The WRP required that the primary earner in two-parent families with an unemployed parent immediately participate in Reach Up (Vermont's voluntary welfare-to-work program), and that the primary earner accept any employment offered. In Reach Up, a case manager assessed their work readiness, prepared an employment plan, and encouraged them to enroll in education or training. Parents were offered job search activities that included job search classes (one or two per week) and meetings with a case manager. After 15 months of receiving welfare payments, the principal earners had to have a full-time job; if they did not, the state placed those parents in subsidized, minimum-wage Community Service Employment, although participants could engage in education or training activities at any time by enrolling in the full Reach Up program. The program also included incentives to encourage and reward work, such as offering up to three years of Medicaid coverage and transitional child care assistance for parents who transitioned from welfare to work, and enhancing the amount of earnings disregarded when determining the welfare benefit level. The state also waived some nonfinancial eligibility requirements for welfare for two-parent families. If a parent did not adhere to the work requirement, the state used the parent’s cash assistance grant to pay the household’s bills and required the parent to attend three meetings a month at the welfare office. Parents had to meet these new requirements for the state to restore their cash assistance.
The comparison group, referred to as the ANFC group, could receive cash assistance and did not face a work requirement or financial incentives to work.
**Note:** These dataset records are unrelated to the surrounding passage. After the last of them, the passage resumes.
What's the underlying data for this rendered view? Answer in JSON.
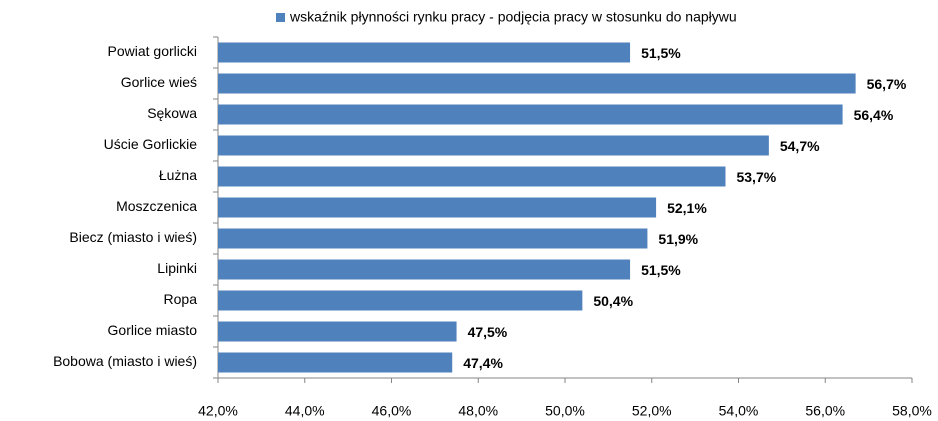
{
  "chart_data": {
    "type": "bar",
    "orientation": "horizontal",
    "categories": [
      "Powiat gorlicki",
      "Gorlice wieś",
      "Sękowa",
      "Uście Gorlickie",
      "Łużna",
      "Moszczenica",
      "Biecz (miasto  i wieś)",
      "Lipinki",
      "Ropa",
      "Gorlice miasto",
      "Bobowa (miasto  i wieś)"
    ],
    "series": [
      {
        "name": "wskaźnik płynności rynku pracy - podjęcia pracy w stosunku do napływu",
        "color": "#4f81bd",
        "values": [
          51.5,
          56.7,
          56.4,
          54.7,
          53.7,
          52.1,
          51.9,
          51.5,
          50.4,
          47.5,
          47.4
        ],
        "value_labels": [
          "51,5%",
          "56,7%",
          "56,4%",
          "54,7%",
          "53,7%",
          "52,1%",
          "51,9%",
          "51,5%",
          "50,4%",
          "47,5%",
          "47,4%"
        ]
      }
    ],
    "xlim": [
      42,
      58
    ],
    "xticks": [
      {
        "value": 42,
        "label": "42,0%"
      },
      {
        "value": 44,
        "label": "44,0%"
      },
      {
        "value": 46,
        "label": "46,0%"
      },
      {
        "value": 48,
        "label": "48,0%"
      },
      {
        "value": 50,
        "label": "50,0%"
      },
      {
        "value": 52,
        "label": "52,0%"
      },
      {
        "value": 54,
        "label": "54,0%"
      },
      {
        "value": 56,
        "label": "56,0%"
      },
      {
        "value": 58,
        "label": "58,0%"
      }
    ],
    "legend": "top",
    "grid": false
  }
}
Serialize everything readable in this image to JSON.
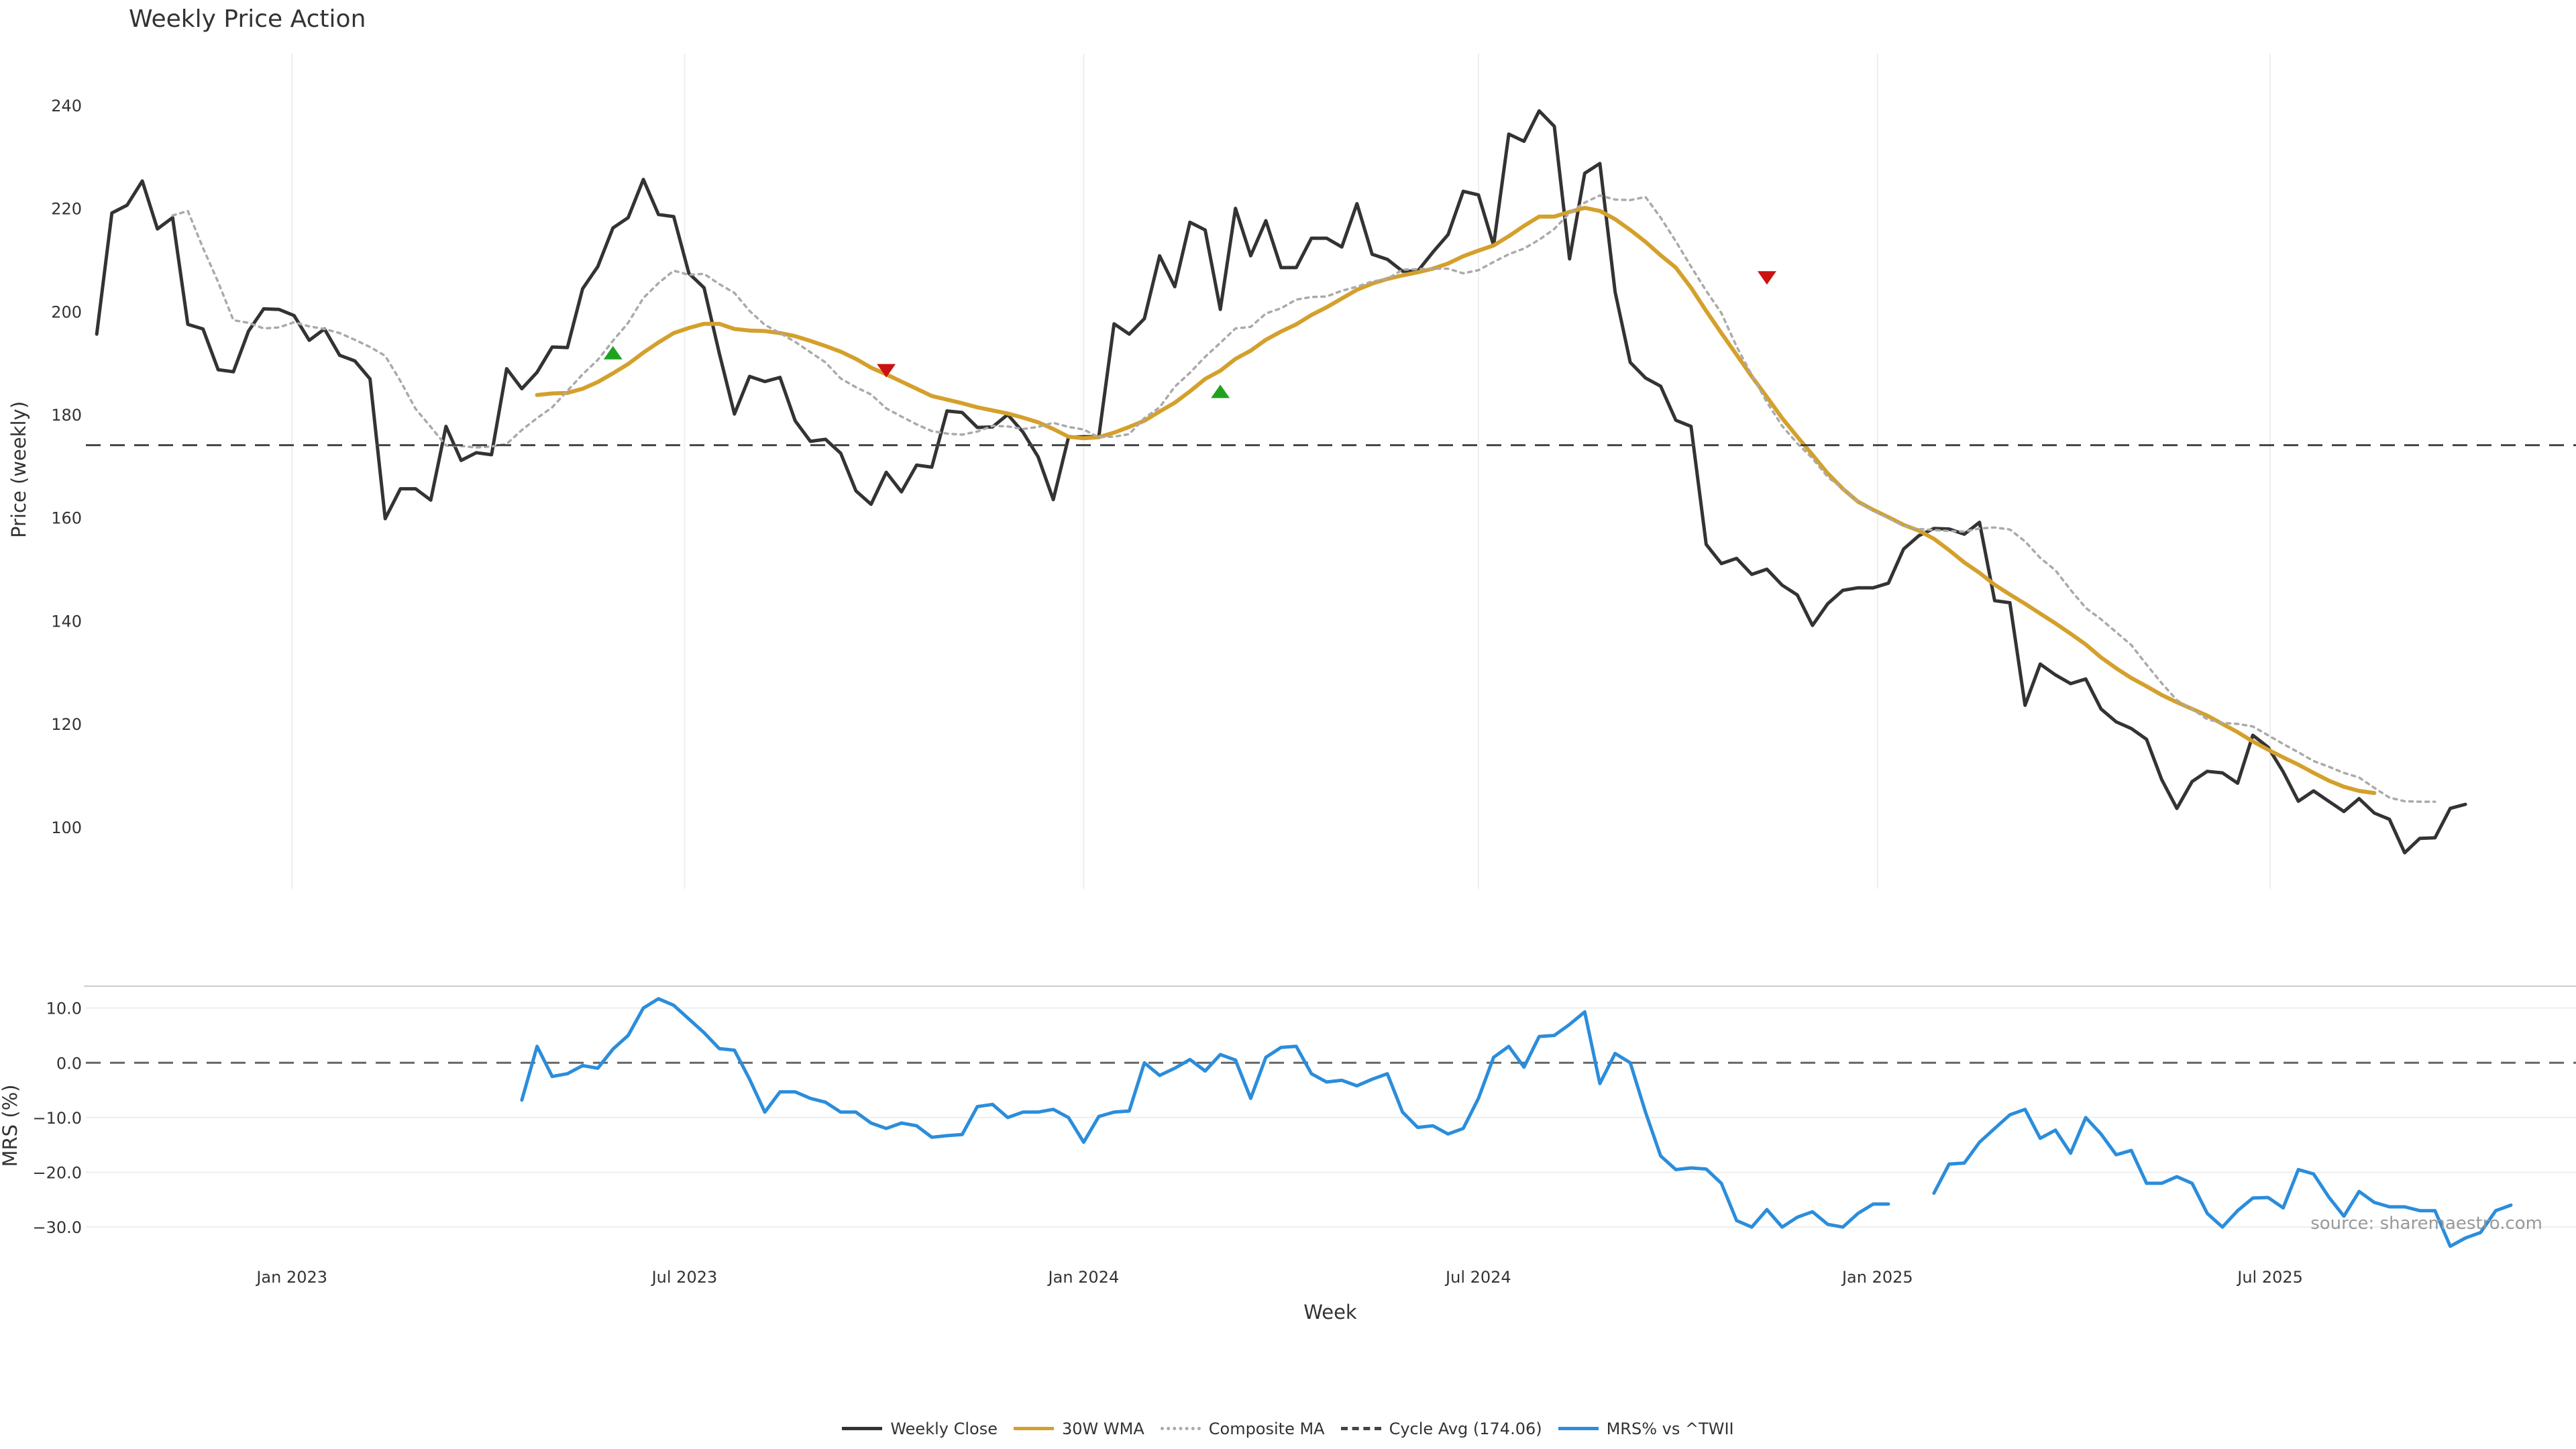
{
  "chart_data": [
    {
      "type": "line",
      "title": "Weekly Price Action",
      "ylabel": "Price (weekly)",
      "ylim": [
        88,
        250
      ],
      "yticks": [
        100,
        120,
        140,
        160,
        180,
        200,
        220,
        240
      ],
      "x_start": "2022-10-03",
      "x_step_days": 7,
      "x_range": [
        "2022-09-28",
        "2025-11-19"
      ],
      "grid": "x only",
      "series": [
        {
          "name": "Weekly Close",
          "color": "#333333",
          "style": "solid",
          "values": [
            195.6,
            219.1,
            220.6,
            225.3,
            216.0,
            218.2,
            197.5,
            196.6,
            188.7,
            188.3,
            196.2,
            200.5,
            200.4,
            199.2,
            194.4,
            196.6,
            191.5,
            190.4,
            186.9,
            159.8,
            165.6,
            165.6,
            163.4,
            177.7,
            171.1,
            172.6,
            172.2,
            188.9,
            185.0,
            188.2,
            193.1,
            193.0,
            204.4,
            208.7,
            216.2,
            218.2,
            225.6,
            218.8,
            218.4,
            207.4,
            204.6,
            191.9,
            180.1,
            187.4,
            186.4,
            187.2,
            178.8,
            174.8,
            175.2,
            172.5,
            165.2,
            162.6,
            168.8,
            165.0,
            170.2,
            169.8,
            180.7,
            180.4,
            177.5,
            177.6,
            180.0,
            176.6,
            171.8,
            163.5,
            175.6,
            175.7,
            175.7,
            197.6,
            195.6,
            198.6,
            210.8,
            204.8,
            217.3,
            215.8,
            200.4,
            220.0,
            210.8,
            217.6,
            208.5,
            208.5,
            214.2,
            214.2,
            212.5,
            220.9,
            211.1,
            210.1,
            207.8,
            207.8,
            211.5,
            214.9,
            223.3,
            222.6,
            212.8,
            234.4,
            233.0,
            238.9,
            235.9,
            210.2,
            226.8,
            228.7,
            203.8,
            190.1,
            187.1,
            185.5,
            178.9,
            177.7,
            154.8,
            151.1,
            152.1,
            149.0,
            150.0,
            146.9,
            145.0,
            139.1,
            143.3,
            145.9,
            146.4,
            146.4,
            147.3,
            153.9,
            156.5,
            157.9,
            157.8,
            156.8,
            159.1,
            143.9,
            143.5,
            123.6,
            131.6,
            129.5,
            127.8,
            128.7,
            122.9,
            120.4,
            119.1,
            117.0,
            109.2,
            103.6,
            108.8,
            110.8,
            110.5,
            108.5,
            117.8,
            115.5,
            110.7,
            105.0,
            107.0,
            105.0,
            103.0,
            105.5,
            102.7,
            101.5,
            95.0,
            97.8,
            97.9,
            103.6,
            104.4
          ]
        },
        {
          "name": "30W WMA",
          "color": "#D4A02C",
          "style": "solid",
          "start_index": 29,
          "values": [
            183.8,
            184.1,
            184.2,
            185.0,
            186.3,
            188.0,
            189.8,
            192.0,
            194.0,
            195.8,
            196.8,
            197.6,
            197.6,
            196.6,
            196.3,
            196.2,
            195.8,
            195.2,
            194.3,
            193.3,
            192.2,
            190.8,
            189.1,
            187.8,
            186.4,
            185.0,
            183.6,
            182.9,
            182.2,
            181.4,
            180.8,
            180.2,
            179.4,
            178.5,
            177.2,
            175.7,
            175.4,
            175.6,
            176.5,
            177.6,
            178.8,
            180.6,
            182.3,
            184.5,
            186.9,
            188.5,
            190.8,
            192.4,
            194.5,
            196.1,
            197.5,
            199.3,
            200.8,
            202.5,
            204.2,
            205.4,
            206.3,
            207.0,
            207.6,
            208.3,
            209.3,
            210.7,
            211.8,
            212.8,
            214.6,
            216.6,
            218.4,
            218.4,
            219.3,
            220.1,
            219.5,
            217.9,
            215.8,
            213.5,
            210.9,
            208.5,
            204.6,
            200.1,
            195.8,
            191.6,
            187.4,
            183.4,
            179.3,
            175.7,
            172.2,
            168.6,
            165.6,
            163.1,
            161.5,
            160.1,
            158.6,
            157.5,
            155.9,
            153.7,
            151.3,
            149.3,
            147.0,
            145.1,
            143.3,
            141.4,
            139.5,
            137.5,
            135.4,
            132.9,
            130.8,
            128.9,
            127.3,
            125.6,
            124.2,
            122.9,
            121.6,
            120.0,
            118.4,
            116.6,
            115.0,
            113.5,
            112.1,
            110.5,
            109.0,
            107.8,
            107.0,
            106.6
          ]
        },
        {
          "name": "Composite MA",
          "color": "#AAAAAA",
          "style": "dotted",
          "start_index": 5,
          "values": [
            218.6,
            219.5,
            212.3,
            205.7,
            198.3,
            197.8,
            196.7,
            196.9,
            197.9,
            197.1,
            196.6,
            195.8,
            194.5,
            193.1,
            191.4,
            186.5,
            181.1,
            177.6,
            174.0,
            173.9,
            173.6,
            173.8,
            174.3,
            177.0,
            179.3,
            181.4,
            184.6,
            187.8,
            190.6,
            194.3,
            197.8,
            202.6,
            205.5,
            207.9,
            207.1,
            207.3,
            205.3,
            203.6,
            200.1,
            197.4,
            195.8,
            194.1,
            192.1,
            190.1,
            187.0,
            185.3,
            183.9,
            181.2,
            179.6,
            178.1,
            176.8,
            176.3,
            176.1,
            176.7,
            177.8,
            177.7,
            177.2,
            177.6,
            178.4,
            177.6,
            177.1,
            175.6,
            175.7,
            176.2,
            179.3,
            181.4,
            185.4,
            188.1,
            191.2,
            193.9,
            196.7,
            197.0,
            199.6,
            200.6,
            202.3,
            202.8,
            202.9,
            204.0,
            204.8,
            205.8,
            206.3,
            208.1,
            208.2,
            208.3,
            208.3,
            207.4,
            208.0,
            209.6,
            211.1,
            212.2,
            213.9,
            216.0,
            219.1,
            221.1,
            222.5,
            221.7,
            221.6,
            222.2,
            218.2,
            213.6,
            208.7,
            204.0,
            199.7,
            193.2,
            187.7,
            182.4,
            177.8,
            174.4,
            171.5,
            167.9,
            165.6,
            163.1,
            161.3,
            159.9,
            158.4,
            157.8,
            157.6,
            157.4,
            157.3,
            157.9,
            158.1,
            157.7,
            155.4,
            152.2,
            149.8,
            146.0,
            142.5,
            140.3,
            137.8,
            135.3,
            131.5,
            127.9,
            124.6,
            122.9,
            120.9,
            120.2,
            120.0,
            119.5,
            117.8,
            116.1,
            114.5,
            112.8,
            111.7,
            110.5,
            109.6,
            107.6,
            105.7,
            105.0,
            104.9,
            104.9
          ]
        },
        {
          "name": "Cycle Avg (174.06)",
          "color": "#444444",
          "style": "dashed",
          "value": 174.06
        }
      ],
      "markers": [
        {
          "type": "buy",
          "x": "2023-05-29",
          "y": 192.0,
          "color": "#1FA31F"
        },
        {
          "type": "sell",
          "x": "2023-10-02",
          "y": 188.5,
          "color": "#CC1111"
        },
        {
          "type": "buy",
          "x": "2024-03-04",
          "y": 184.5,
          "color": "#1FA31F"
        },
        {
          "type": "sell",
          "x": "2024-11-11",
          "y": 206.5,
          "color": "#CC1111"
        }
      ]
    },
    {
      "type": "line",
      "ylabel": "MRS (%)",
      "xlabel": "Week",
      "ylim": [
        -35,
        14
      ],
      "yticks": [
        10.0,
        0.0,
        -10.0,
        -20.0,
        -30.0
      ],
      "yticklabels": [
        "10.0",
        "0.0",
        "−10.0",
        "−20.0",
        "−30.0"
      ],
      "xticks": [
        "2023-01-01",
        "2023-07-01",
        "2024-01-01",
        "2024-07-01",
        "2025-01-01",
        "2025-07-01"
      ],
      "xticklabels": [
        "Jan 2023",
        "Jul 2023",
        "Jan 2024",
        "Jul 2024",
        "Jan 2025",
        "Jul 2025"
      ],
      "grid": "y only",
      "zero_line": "dashed",
      "series": [
        {
          "name": "MRS% vs ^TWII",
          "color": "#2B8DDB",
          "style": "solid",
          "start_index": 28,
          "values": [
            -6.8,
            3.0,
            -2.5,
            -2.0,
            -0.5,
            -1.0,
            2.5,
            5.0,
            10.0,
            11.7,
            10.5,
            8.0,
            5.5,
            2.6,
            2.3,
            -3.0,
            -9.0,
            -5.3,
            -5.3,
            -6.5,
            -7.2,
            -9.0,
            -9.0,
            -11.0,
            -12.0,
            -11.0,
            -11.5,
            -13.6,
            -13.3,
            -13.1,
            -8.0,
            -7.6,
            -10.0,
            -9.0,
            -9.0,
            -8.5,
            -10.0,
            -14.5,
            -9.8,
            -9.0,
            -8.8,
            0.0,
            -2.3,
            -1.0,
            0.6,
            -1.5,
            1.5,
            0.5,
            -6.5,
            1.0,
            2.8,
            3.0,
            -2.0,
            -3.5,
            -3.2,
            -4.2,
            -3.0,
            -2.0,
            -9.0,
            -11.8,
            -11.5,
            -13.0,
            -12.0,
            -6.5,
            1.0,
            3.0,
            -0.8,
            4.8,
            5.0,
            7.0,
            9.3,
            -3.8,
            1.7,
            0.0,
            -9.0,
            -17.0,
            -19.5,
            -19.2,
            -19.4,
            -22.0,
            -28.8,
            -30.0,
            -26.8,
            -30.0,
            -28.2,
            -27.2,
            -29.5,
            -30.0,
            -27.5,
            -25.8,
            -25.8,
            null,
            null,
            -23.8,
            -18.5,
            -18.3,
            -14.5,
            -12.0,
            -9.5,
            -8.5,
            -13.8,
            -12.3,
            -16.5,
            -10.0,
            -13.0,
            -16.8,
            -16.0,
            -22.0,
            -22.0,
            -20.8,
            -22.0,
            -27.5,
            -30.0,
            -27.0,
            -24.7,
            -24.6,
            -26.5,
            -19.5,
            -20.3,
            -24.5,
            -28.0,
            -23.5,
            -25.5,
            -26.3,
            -26.3,
            -27.0,
            -27.0,
            -33.5,
            -32.0,
            -31.0,
            -27.0,
            -26.0
          ]
        }
      ],
      "annotation": "source: sharemaestro.com"
    }
  ]
}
Participants were mandated to complete a work requirement. If they failed to comply, the state of Vermont would take control of their cash assistance and participants would be required to attend three meetings per month. Participants would lose their benefits if they failed to attend the meetings.
There was no limit on participants' receipt of cash assistance. Those in the WRP group were required to have a parent working after receiving cash assistance for 30 months. Those who did not meet the work requirement could still receive cash assistance, but the state took control of the grant to pay participants' bills.
The program was funded by the Vermont Department of Social Welfare, later called the Department of Prevention, Assistance, Transition, and Health Access.
The study took place in all 12 districts of Vermont. The study focused primarily on 6 districts, known as the research sample: Burlington, Barre, Newport, Rutland, St. Albans, and Springfield. These districts vary from Vermont's largest city to more rural settings. The Department of Social Welfare administered the program, and the Department of Employment and Training administered the Reach Up program and organized the Community Service Employment positions.